Может быть, вам что-нибудь будет известно еще раньше, чем до вас дойдут эти строки. Возможностей разных много. Можете, во всяком случае, быть уверены, что никакой глупости не скажу и не сделаю; боюсь только, что наша экспедиция из-за этого много потеряет в глазах публики, – к этому нужно приготовиться.

Как-никак, важно то, что будет сделано, а не людская хвала.

Слов не нахожу каждый раз, как собираюсь говорить об Уилсоне. Мне кажется, что я в самом деле никогда не встречал такой чудной, цельной личности. Чем теснее я с ним сближаюсь, тем больше нахожу в нем, чему удивляться.

Каждое его качество такое солидное, надежное. Можете вы себе представить, как это здесь важно? О чем бы не шло дело, заранее знаешь, что его совет будет дельный, практический, в высшей степени добросовестный и, безусловно, самоотверженный. Прибавьте к этому знание людей и всяких дел обширнее того, что с первого раза можно отгадать, жилку тихого юмора и тончайший такт, и вы составите себе некоторое понятие о его ценности. Он у нас, кажется, всеобщий любимец, а это много значит.

Боуэрс не только удовлетворяет, но превосходит мои ожидания. Он, положительно, клад, заслуживает безусловного доверия и невероятно энергичен. Он из всех нас самый выносливый, а это много значит; ничто, по-видимому, не в состоянии повредить этому маленькому закаленному телу, а дух его, уж конечно, не устрашат никакие лишения. Мне придется рассказывать вам сотни примеров его неутомимого усердия, самоотверженности, несокрушимого благодушия. Он всегда удивляет, потому что ум его высокого уровня и память его на мельчайшие подробности совершенно исключительная. Представьте его себе таким, каким он есть, – не только моим бесценным помощником по всем деталям, относящимся к организации и ведению нашей санной экспедиции, но и восхитительным спутником и товарищем.

Одним из лучших наших приобретений я считаю Райта.
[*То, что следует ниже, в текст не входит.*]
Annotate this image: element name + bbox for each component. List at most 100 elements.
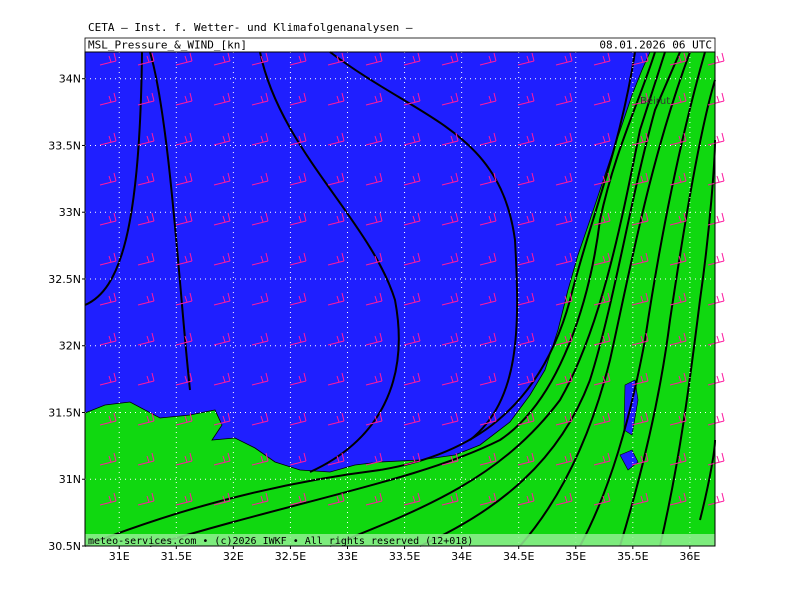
wind-barb [441, 292, 459, 306]
wind-barb [213, 252, 231, 266]
wind-barb [517, 132, 535, 146]
wind-barb [555, 212, 573, 226]
lon-label: 33E [337, 550, 358, 563]
wind-barb [137, 132, 155, 146]
wind-barb [555, 52, 573, 66]
wind-barb [289, 172, 307, 186]
wind-barb [631, 52, 649, 66]
wind-barb [517, 332, 535, 346]
wind-barb [213, 412, 231, 426]
wind-barb [251, 412, 269, 426]
isobars [84, 51, 716, 547]
wind-barb [403, 212, 421, 226]
wind-barb [517, 52, 535, 66]
wind-barb [289, 92, 307, 106]
wind-barb [555, 452, 573, 466]
wind-barb [327, 252, 345, 266]
wind-barb [593, 412, 611, 426]
wind-barb [99, 332, 117, 346]
wind-barb [517, 212, 535, 226]
wind-barb [707, 412, 725, 426]
wind-barb [213, 212, 231, 226]
wind-barb [593, 372, 611, 386]
wind-barb [251, 452, 269, 466]
wind-barb [403, 492, 421, 506]
wind-barb [175, 332, 193, 346]
wind-barb [593, 292, 611, 306]
wind-barb [213, 372, 231, 386]
wind-barb [593, 52, 611, 66]
wind-barb [289, 332, 307, 346]
lat-label: 32N [59, 340, 81, 353]
wind-barb [251, 292, 269, 306]
wind-barb [707, 332, 725, 346]
wind-barb [479, 132, 497, 146]
wind-barb [99, 372, 117, 386]
wind-barb [327, 212, 345, 226]
wind-barb [137, 292, 155, 306]
wind-barb [555, 132, 573, 146]
wind-barb [365, 52, 383, 66]
wind-barb [213, 172, 231, 186]
wind-barb [669, 452, 687, 466]
wind-barb [441, 452, 459, 466]
wind-barb [175, 372, 193, 386]
wind-barb [251, 372, 269, 386]
wind-barb [175, 212, 193, 226]
wind-barb [441, 92, 459, 106]
wind-barb [403, 412, 421, 426]
wind-barb [213, 132, 231, 146]
wind-barb [251, 172, 269, 186]
wind-barb [289, 412, 307, 426]
wind-barb [555, 492, 573, 506]
wind-barb [479, 492, 497, 506]
wind-barb [175, 412, 193, 426]
wind-barb [137, 172, 155, 186]
wind-barb [479, 92, 497, 106]
wind-barb [213, 332, 231, 346]
wind-barb [707, 92, 725, 106]
wind-barb [175, 292, 193, 306]
wind-barb [479, 332, 497, 346]
lat-label: 31N [59, 473, 81, 486]
wind-barb [327, 92, 345, 106]
lon-label: 35E [565, 550, 586, 563]
wind-barb [593, 332, 611, 346]
wind-barb [517, 92, 535, 106]
wind-barb [137, 492, 155, 506]
wind-barbs [99, 52, 725, 506]
wind-barb [365, 492, 383, 506]
wind-barb [99, 452, 117, 466]
wind-barb [137, 52, 155, 66]
wind-barb [669, 172, 687, 186]
wind-barb [213, 292, 231, 306]
wind-barb [289, 372, 307, 386]
valid-time: 08.01.2026 06 UTC [599, 39, 712, 52]
wind-barb [441, 52, 459, 66]
wind-barb [99, 412, 117, 426]
wind-barb [479, 412, 497, 426]
wind-barb [365, 252, 383, 266]
wind-barb [137, 212, 155, 226]
wind-barb [593, 252, 611, 266]
wind-barb [631, 452, 649, 466]
wind-barb [175, 132, 193, 146]
wind-barb [441, 132, 459, 146]
plot-area: meteo-services.com • (c)2026 IWKF • All … [84, 51, 725, 547]
wind-barb [631, 292, 649, 306]
wind-barb [365, 372, 383, 386]
wind-barb [631, 212, 649, 226]
wind-barb [669, 292, 687, 306]
wind-barb [213, 492, 231, 506]
wind-barb [479, 52, 497, 66]
wind-barb [517, 452, 535, 466]
lon-label: 34.5E [503, 550, 534, 563]
wind-barb [289, 452, 307, 466]
wind-barb [403, 92, 421, 106]
wind-barb [479, 252, 497, 266]
wind-barb [707, 452, 725, 466]
wind-barb [593, 172, 611, 186]
wind-barb [327, 372, 345, 386]
wind-barb [707, 252, 725, 266]
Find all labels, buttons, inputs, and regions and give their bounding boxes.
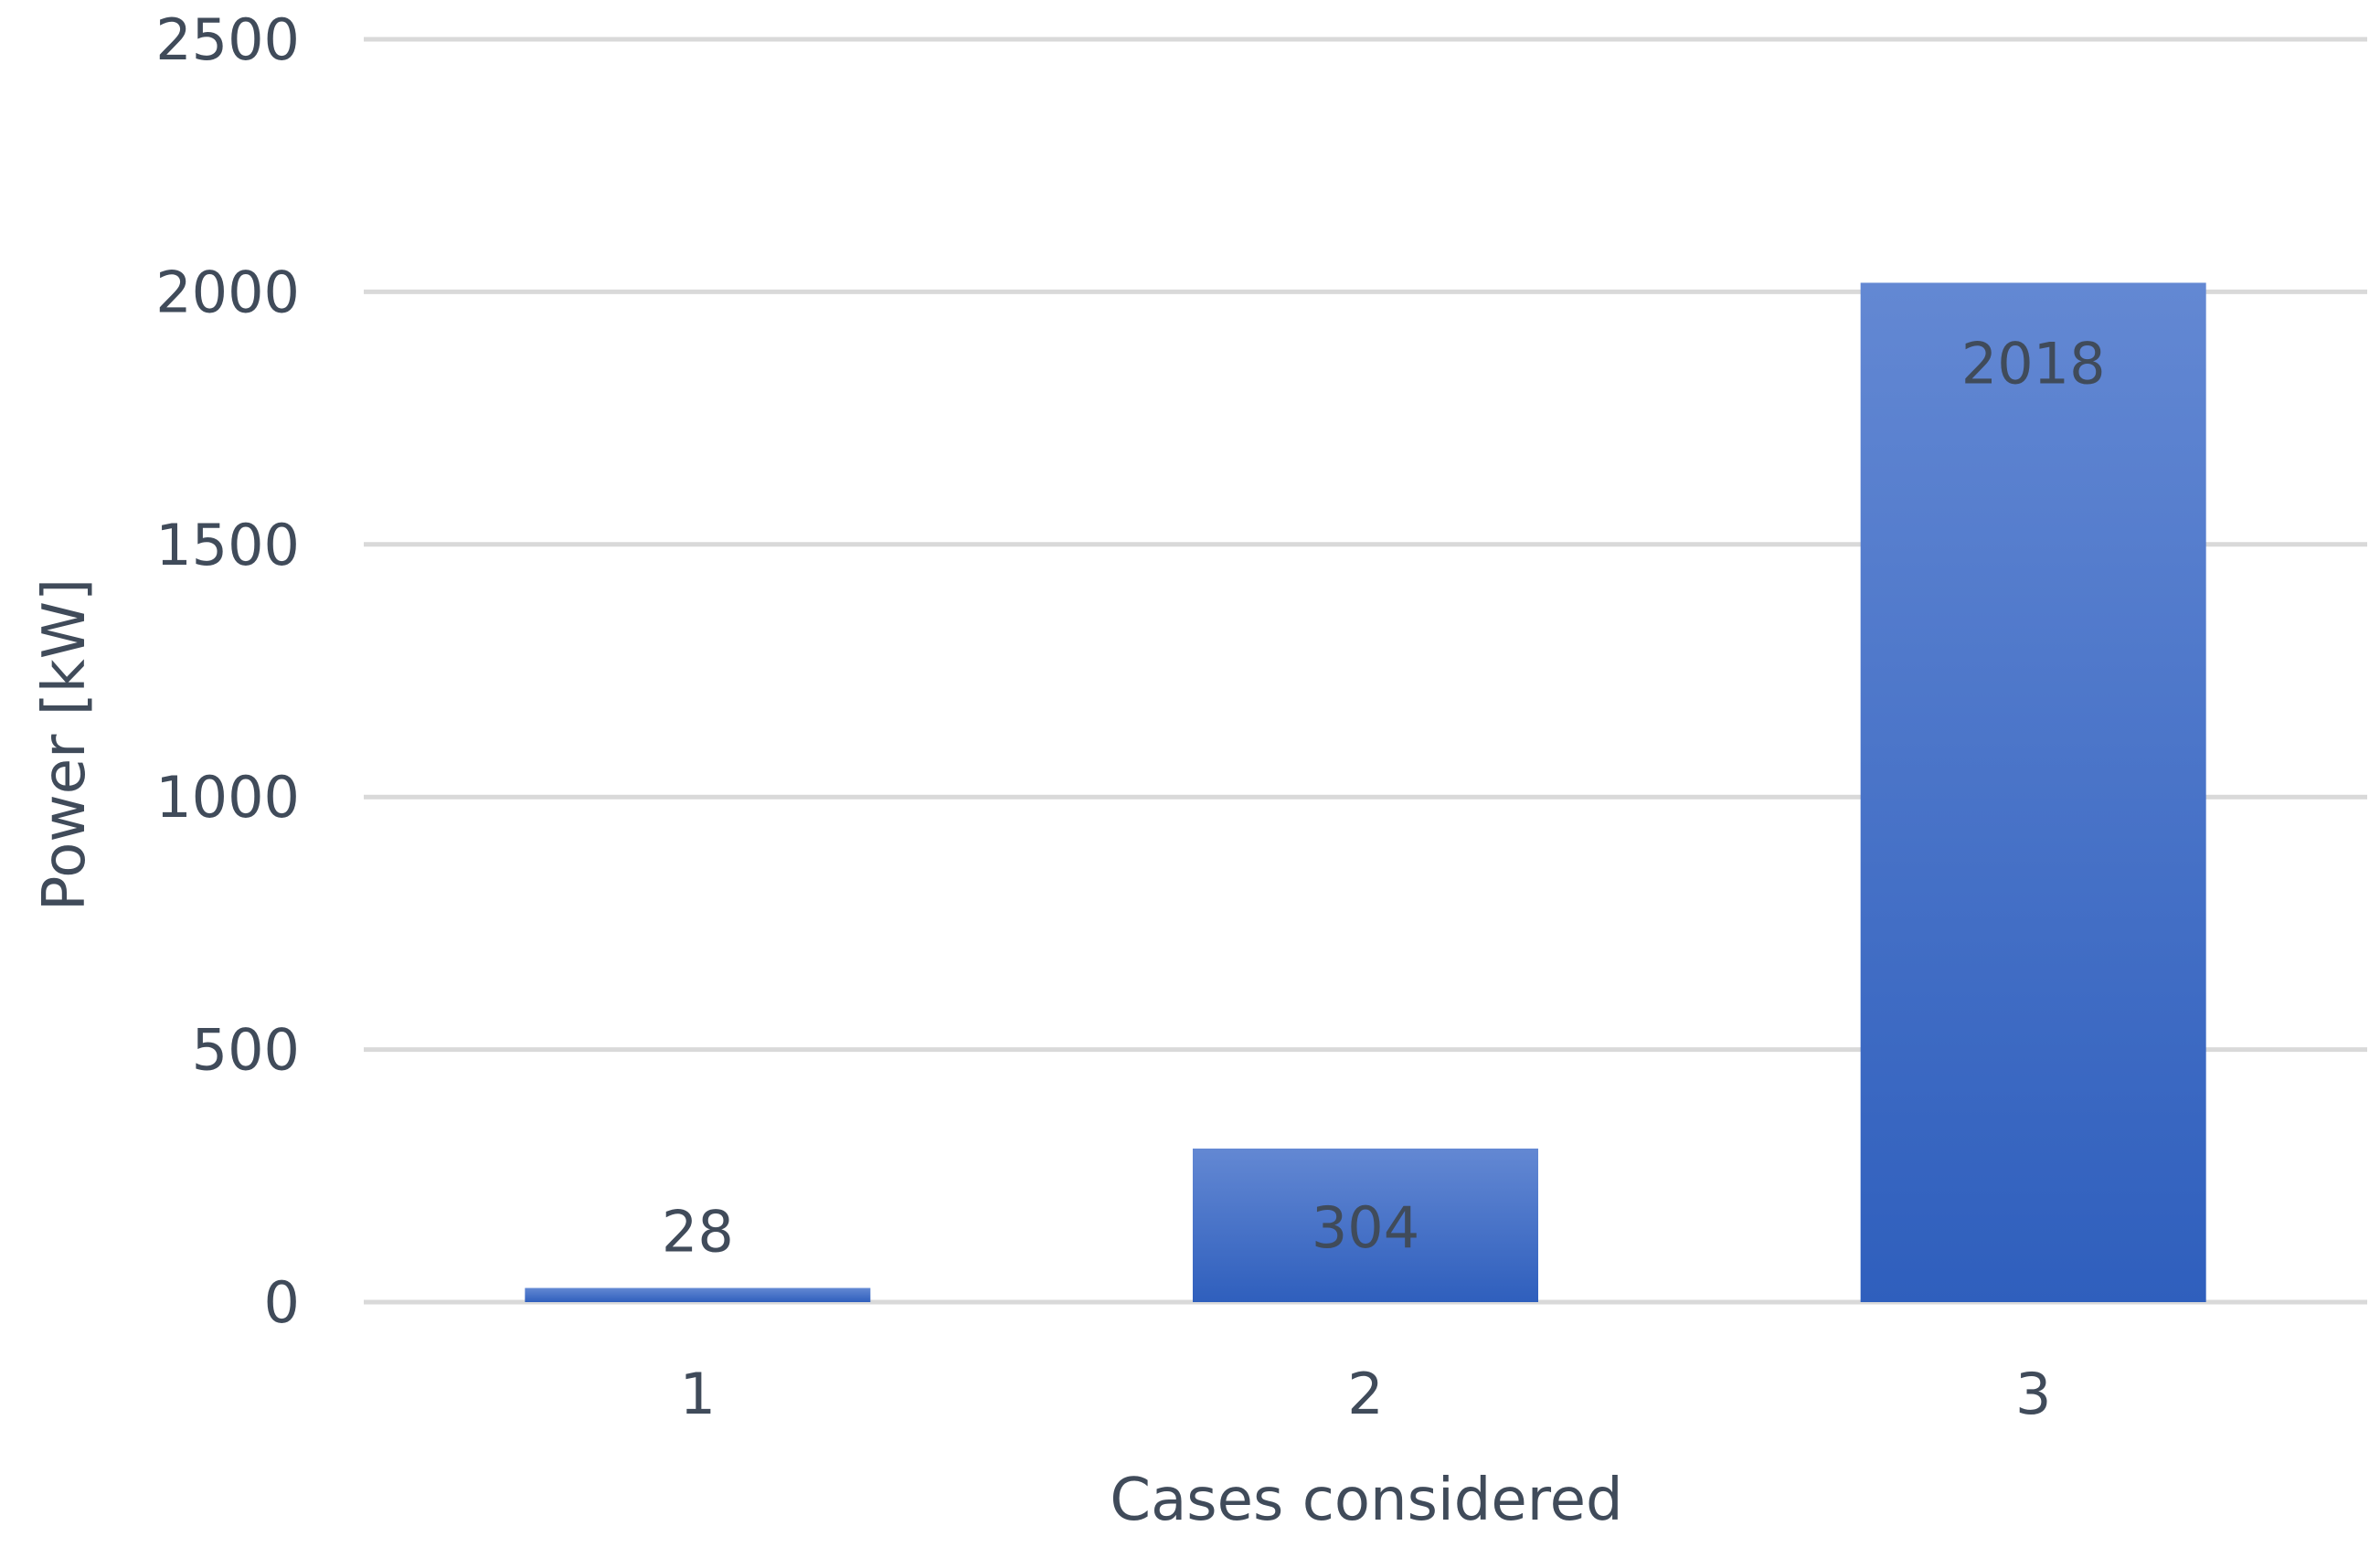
data-labels: 28 304 2018 [662,330,2106,1265]
x-axis-ticks: 1 2 3 [680,1361,2052,1427]
bar-case-3 [1860,282,2206,1302]
y-tick-label: 0 [264,1269,300,1336]
bars [525,282,2206,1302]
y-tick-label: 2000 [155,259,300,325]
x-axis-title: Cases considered [1110,1467,1622,1534]
y-tick-label: 2500 [155,6,300,73]
data-label-case-3: 2018 [1961,330,2106,397]
y-tick-label: 1500 [155,512,300,578]
data-label-case-2: 304 [1312,1194,1419,1261]
y-axis-ticks: 0 500 1000 1500 2000 2500 [155,6,300,1336]
x-tick-label: 1 [680,1361,716,1427]
x-tick-label: 3 [2015,1361,2051,1427]
x-tick-label: 2 [1347,1361,1383,1427]
y-tick-label: 1000 [155,764,300,831]
y-tick-label: 500 [192,1017,300,1084]
y-axis-title: Power [kW] [31,578,99,911]
data-label-case-1: 28 [662,1199,734,1266]
bar-case-2 [1193,1148,1538,1302]
bar-case-1 [525,1287,871,1302]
Он во всем крайне основателен и всегда готов абсолютно на что угодно. Подобно Боуэрсу, ему санная наука дается, как утке плавание, и хотя он по этой части суровой школы еще не проходил, но я уверен, что он таковую выдержит почти так же хорошо. Ничто никогда не расстраивает его, и я не могу себе представить, чтобы он над чем бы то ни было разворчался.

Остальных не стану так обстоятельно описывать, хотя большинство заслуживает не меньшей похвалы. Все, вместе взятые, представляют удивительный подбор.

Оутс очень всеми любим – вечно веселый юморист, прикидывается пессимистом, трудится над лошадьми денно и нощно и беспрестанно является с сердобольными донесениями о разных их недомоганиях…

Люди так же хороши. Эдгар Эванс оказался полезным членом нашей компании. Он смотрит за санями и всей санной экипировкой с поистине изумительной заботливостью. В походе он не менее вынослив и терпелив и обладает неистощимым запасом анекдотов.

Крин – счастливая натура; всегда готов на что угодно и куда угодно, и чем работа труднее, тем для него лучше. С Эвансом они большие друзья. Лэшли такой же, каким был прежде, – работящий донельзя, спокойный, трезвый, решительный…

Изучение отдельных характеров в таком смешанном обществе, безусловно, прекрасных людей доставляет мне приятное развлечение, и нет ничего увлекательнее изучения взаимных отношений и взаимодействия среди людей, которые, будучи самого различного воспитания и обладая самым разнообразным личным опытом, остаются в полном смысле товарищами; и такие темы разговоров, которые были бы щекотливыми между простыми знакомыми, здесь являются как раз любимейшими предметами шуток. Так, например, Оутс вечно подтрунивает над Австралией, ее народом и учреждениями, а австралийцы в отместку ему нападают на закоснелые предрассудки британской армии. И я ни разу не видал, чтобы в этих спорах у ко-го-нибудь сорвалось сердитое или обидное слово. Так вот, сижу я тут и не нара-дуюсь.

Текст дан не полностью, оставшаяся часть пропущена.